"This is not reality TV, this is a campaign."
Well, if you watched the Season 2 opener of "Jamie Oliver's Food Revolution," you saw a bit of both. There is a campaign mixed in with quite a bit of reality TV.
The program got off to a bad start: the DJ cast in the open was Ryan Seacrest, which Jamie Oliver didn't see as an awkward moment. Seacrest had to be the one to point out that his company is producing the TV show in question. The sincere DJ moment in Season 1 was mocked by Oliver without him even realizing what he was doing.
We know from the pre-season hype that Oliver had trouble getting into the schools at the Los Angeles Unified School District. So we were excited to see Jamie's Kitchen opening up, again a homage to Season 1. But then Oliver ruined it by inserting a commercial for Bing in the show, promoting its "health data application." Couldn't figure out what that meant. And right on cue, the first commercial in the break was for Bing.
At least it wasn't Green Giant ... for now.
From there, things got a lot better. There was the extreme: Jamie filled up a school bus with the added sugar from a week's worth of flavored milk in the LA USD — 57 tons.

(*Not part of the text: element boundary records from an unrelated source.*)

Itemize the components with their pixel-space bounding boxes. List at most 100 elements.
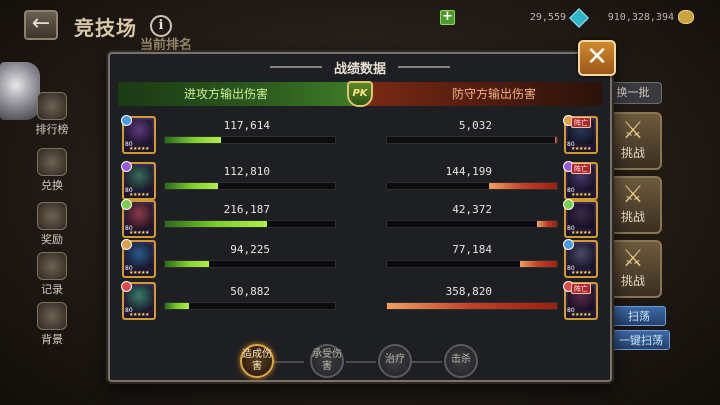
sidebar-item-label: 奖励: [41, 233, 63, 246]
element-icon: [121, 115, 132, 126]
element-icon: [563, 199, 574, 210]
element-icon: [121, 239, 132, 250]
tab-connector: [346, 361, 376, 363]
tab-connector: [412, 361, 442, 363]
defender-damage-value: 42,372: [452, 203, 492, 216]
star-rating-icon: ★★★★★: [571, 192, 591, 198]
attacker-damage-bar: [164, 220, 336, 228]
attacker-damage-bar-fill: [165, 137, 221, 143]
title-ornament-right: [398, 66, 450, 68]
record-icon: [37, 252, 67, 280]
defender-damage-value: 77,184: [452, 243, 492, 256]
tab-connector: [274, 361, 304, 363]
damage-row: 80 ★★★★★ 112,810 144,199 80 ★★★★★ 阵亡: [110, 161, 610, 200]
star-rating-icon: ★★★★★: [571, 230, 591, 236]
sidebar-item-reward[interactable]: 奖励: [28, 202, 76, 247]
star-rating-icon: ★★★★★: [129, 146, 149, 152]
challenge-label: 挑战: [620, 210, 645, 224]
damage-header-band: 进攻方输出伤害 防守方输出伤害 PK: [118, 81, 602, 108]
attacker-damage-bar: [164, 302, 336, 310]
reward-icon: [37, 202, 67, 230]
star-rating-icon: ★★★★★: [129, 312, 149, 318]
attacker-damage-bar: [164, 136, 336, 144]
defender-damage-bar: [386, 260, 558, 268]
attacker-damage-value: 50,882: [230, 285, 270, 298]
tab-damage-dealt[interactable]: 造成伤害: [240, 344, 274, 378]
sidebar-item-label: 背景: [41, 333, 63, 346]
stats-tabs: 造成伤害 承受伤害 治疗 击杀: [110, 342, 610, 382]
star-rating-icon: ★★★★★: [571, 146, 591, 152]
defender-hero-portrait[interactable]: 80 ★★★★★: [563, 239, 598, 278]
damage-row: 80 ★★★★★ 50,882 358,820 80 ★★★★★ 阵亡: [110, 281, 610, 320]
one-click-sweep-button[interactable]: 一键扫荡: [612, 330, 670, 350]
damage-row: 80 ★★★★★ 117,614 5,032 80 ★★★★★ 阵亡: [110, 115, 610, 154]
dialog-title: 战绩数据: [333, 62, 386, 77]
defender-hero-portrait[interactable]: 80 ★★★★★: [563, 199, 598, 238]
attacker-damage-bar: [164, 182, 336, 190]
sidebar-item-ranking[interactable]: 排行榜: [28, 92, 76, 137]
damage-row: 80 ★★★★★ 216,187 42,372 80 ★★★★★: [110, 199, 610, 238]
tab-kills[interactable]: 击杀: [444, 344, 478, 378]
sidebar-item-label: 兑换: [41, 179, 63, 192]
sidebar-item-background[interactable]: 背景: [28, 302, 76, 347]
pk-badge-icon: PK: [347, 81, 373, 107]
back-button[interactable]: ←: [24, 10, 58, 40]
gold-coin-icon: [678, 10, 694, 24]
star-rating-icon: ★★★★★: [129, 230, 149, 236]
attacker-damage-bar-fill: [165, 261, 209, 267]
page-title: 竞技场: [74, 16, 137, 40]
attacker-damage-value: 94,225: [230, 243, 270, 256]
defender-hero-portrait[interactable]: 80 ★★★★★ 阵亡: [563, 161, 598, 200]
attacker-damage-bar-fill: [165, 221, 267, 227]
crossed-swords-icon: ⚔: [622, 180, 644, 208]
currency2-amount: 910,328,394: [607, 12, 674, 23]
current-rank-label: 当前排名: [140, 38, 193, 53]
sidebar-item-label: 记录: [41, 283, 63, 296]
defender-damage-bar: [386, 182, 558, 190]
close-icon: ✕: [586, 42, 608, 72]
add-currency1-button[interactable]: +: [440, 10, 455, 25]
arrow-left-icon: ←: [31, 11, 51, 36]
challenge-label: 挑战: [620, 146, 645, 160]
element-icon: [121, 161, 132, 172]
sidebar-item-exchange[interactable]: 兑换: [28, 148, 76, 193]
element-icon: [121, 199, 132, 210]
sweep-button[interactable]: 扫荡: [612, 306, 666, 326]
attacker-damage-bar-fill: [165, 183, 218, 189]
defender-damage-bar-fill: [555, 137, 557, 143]
sidebar-item-record[interactable]: 记录: [28, 252, 76, 297]
ranking-icon: [37, 92, 67, 120]
defeated-badge: 阵亡: [571, 163, 591, 174]
attacker-header: 进攻方输出伤害: [118, 82, 354, 106]
tab-healing[interactable]: 治疗: [378, 344, 412, 378]
challenge-button-3[interactable]: ⚔ 挑战: [604, 240, 662, 298]
attacker-damage-value: 112,810: [223, 165, 270, 178]
attacker-damage-value: 117,614: [223, 119, 270, 132]
attacker-damage-value: 216,187: [223, 203, 270, 216]
close-dialog-button[interactable]: ✕: [578, 40, 616, 76]
defender-hero-portrait[interactable]: 80 ★★★★★ 阵亡: [563, 281, 598, 320]
challenge-button-2[interactable]: ⚔ 挑战: [604, 176, 662, 234]
defender-damage-bar-fill: [537, 221, 557, 227]
challenge-button-1[interactable]: ⚔ 挑战: [604, 112, 662, 170]
refresh-opponents-button[interactable]: 换一批: [604, 82, 662, 104]
defender-damage-bar: [386, 302, 558, 310]
exchange-icon: [37, 148, 67, 176]
tab-damage-taken[interactable]: 承受伤害: [310, 344, 344, 378]
defender-hero-portrait[interactable]: 80 ★★★★★ 阵亡: [563, 115, 598, 154]
dialog-titlebar: 战绩数据: [110, 54, 610, 80]
defeated-badge: 阵亡: [571, 283, 591, 294]
currency1-amount: 29,559: [529, 12, 566, 23]
top-bar: ← 竞技场 i 当前排名 + 29,559 910,328,394: [0, 0, 720, 53]
attacker-damage-bar: [164, 260, 336, 268]
defender-damage-bar-fill: [520, 261, 557, 267]
star-rating-icon: ★★★★★: [571, 312, 591, 318]
star-rating-icon: ★★★★★: [129, 192, 149, 198]
defender-damage-bar: [386, 220, 558, 228]
element-icon: [121, 281, 132, 292]
defender-damage-bar: [386, 136, 558, 144]
defender-damage-value: 358,820: [445, 285, 492, 298]
defender-damage-bar-fill: [489, 183, 557, 189]
battle-stats-dialog: 战绩数据 进攻方输出伤害 防守方输出伤害 PK 80 ★★★★★ 117,614…: [108, 52, 612, 382]
element-icon: [563, 239, 574, 250]
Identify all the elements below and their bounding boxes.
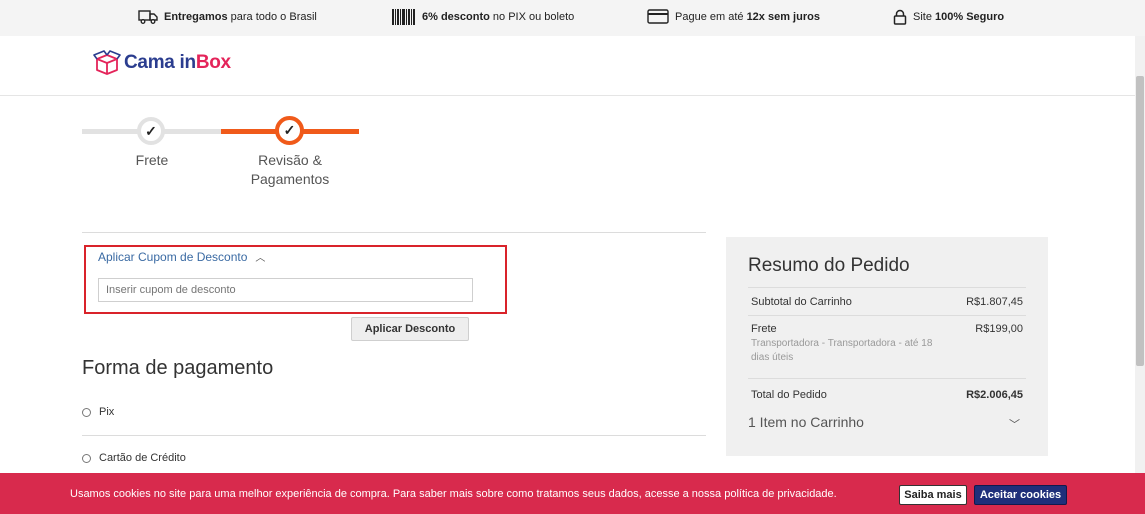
coupon-input[interactable] [98,278,473,302]
subtotal-value: R$1.807,45 [966,296,1023,308]
cart-items-label: 1 Item no Carrinho [748,414,864,430]
apply-discount-button[interactable]: Aplicar Desconto [351,317,469,341]
site-logo[interactable]: Cama inBox [93,50,231,76]
page-scrollbar[interactable] [1135,36,1145,514]
secure-info: Site 100% Seguro [893,0,1004,33]
chevron-down-icon: ﹀ [1009,419,1020,431]
accept-cookies-button[interactable]: Aceitar cookies [974,485,1067,505]
scrollbar-thumb[interactable] [1136,76,1144,366]
total-row: Total do Pedido R$2.006,45 [751,389,1023,401]
discount-rest: no PIX ou boleto [492,10,575,23]
total-value: R$2.006,45 [966,389,1023,401]
shipping-value: R$199,00 [975,323,1023,335]
delivery-bold: Entregamos [164,10,228,23]
summary-divider [748,287,1026,288]
payment-divider [82,435,706,436]
payment-option-pix[interactable]: Pix [82,406,114,418]
cart-items-toggle[interactable]: 1 Item no Carrinho ﹀ [748,414,1024,431]
order-summary-title: Resumo do Pedido [748,255,910,276]
discount-info: 6% desconto no PIX ou boleto [392,0,574,33]
radio-credit-card[interactable] [82,453,91,463]
payment-option-label: Cartão de Crédito [99,452,186,464]
subtotal-row: Subtotal do Carrinho R$1.807,45 [751,296,1023,308]
secure-bold: 100% Seguro [935,10,1005,23]
top-info-bar: Entregamos para todo o Brasil 6% descont… [0,0,1145,36]
summary-divider [748,378,1026,379]
barcode-icon [392,8,415,25]
chevron-up-icon: ︿ [255,253,266,264]
box-logo-icon [93,50,121,75]
shipping-label: Frete [751,323,777,335]
site-header: Cama inBox [0,36,1145,96]
payment-option-credit-card[interactable]: Cartão de Crédito [82,452,186,464]
discount-bold: 6% desconto [422,10,490,23]
logo-part-box: Box [195,52,231,73]
payment-option-label: Pix [99,406,115,418]
payment-section-title: Forma de pagamento [82,357,274,379]
learn-more-button[interactable]: Saiba mais [899,485,967,505]
shipping-description: Transportadora - Transportadora - até 18… [751,338,933,363]
credit-card-icon [647,9,669,24]
logo-wordmark: Cama inBox [124,52,231,74]
truck-icon [138,9,158,24]
step-payment-check-icon[interactable]: ✓ [275,116,304,145]
step-label-frete[interactable]: Frete [122,151,182,170]
step-frete-check-icon[interactable]: ✓ [137,117,165,145]
section-divider [82,232,706,233]
secure-pre: Site [913,10,932,23]
coupon-toggle-label: Aplicar Cupom de Desconto [98,249,248,264]
installments-bold: 12x sem juros [746,10,820,23]
subtotal-label: Subtotal do Carrinho [751,296,852,308]
logo-part-cama: Cama [124,52,180,73]
shipping-row: Frete R$199,00 [751,323,1023,335]
total-label: Total do Pedido [751,389,827,401]
installments-info: Pague em até 12x sem juros [647,0,820,33]
radio-pix[interactable] [82,407,91,417]
delivery-info: Entregamos para todo o Brasil [138,0,317,33]
step-label-payment[interactable]: Revisão & Pagamentos [240,151,340,189]
summary-divider [748,315,1026,316]
installments-pre: Pague em até [675,10,744,23]
logo-part-in: in [179,52,197,73]
cookie-message: Usamos cookies no site para uma melhor e… [70,488,837,500]
delivery-rest: para todo o Brasil [230,10,317,23]
lock-icon [893,9,907,25]
coupon-toggle[interactable]: Aplicar Cupom de Desconto ︿ [98,249,266,265]
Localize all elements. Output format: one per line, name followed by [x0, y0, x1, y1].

A cow was brought into Jamie's Kitchen. Jamie tries to revamp an independent burger place.
The bits and trimmings of the inedible meat, then separated in a washing machine, and mixed with water and ammonia — boy that was hard to watch, even if you are an omnivore.
The good moments were proof that Jamie Oliver can make a difference on television, if he ignores the crap of reality TV and focuses on the campaign.
Oliver shows what kids brought in from school food: "stewed fruit in sugar syrup," waffle, pizza, fries, a breakfast brownie, a breakfast danish. Some of the food was microwaved in a plastic sack — that didn't sounds good. He portrayed this as eating airplane food every day. Yuck!
Oliver made a grass fed burger with Greek yogurt instead of mayo (at the independent burger joint) that went from 800-1,500 calories to 455 calories. The cost for the grass-fed burger: $1.30/6 oz. patty vs. $1.75/pound for the regular stuff. Oliver made a yogurt milkshake with real strawberries, but the owner said that without ice cream, it wasn't a milkshake. The two gentlemen later got into a discussion about the amount of ice cream.
This could be an interesting subplot or a disaster, and we aren't sure which way this will go.
Oliver crashes a seminar on flavored milk — "Keep Flavored Milk from Dropping Out of School" — that encourages the consumption of flavored milk. Jamie points out that flavored milk is banned in England as well as the rest of Europe.
He probably didn't convince anyone in the room, but for the TV audience, Oliver made a smart point.
Oliver moved his family to Los Angeles, which makes you wonder if LA was picked because it's LA, as opposed to Huntington or some smaller town. A lot of this season will be drama before Oliver enters into a classroom. His time could be better spent on families, and if the opener is indicative of what is happening, he will split his time between ranting and educating.
More to come later this week on the commercials within the show. Wrapups will run on Wednesdays for the duration of the show.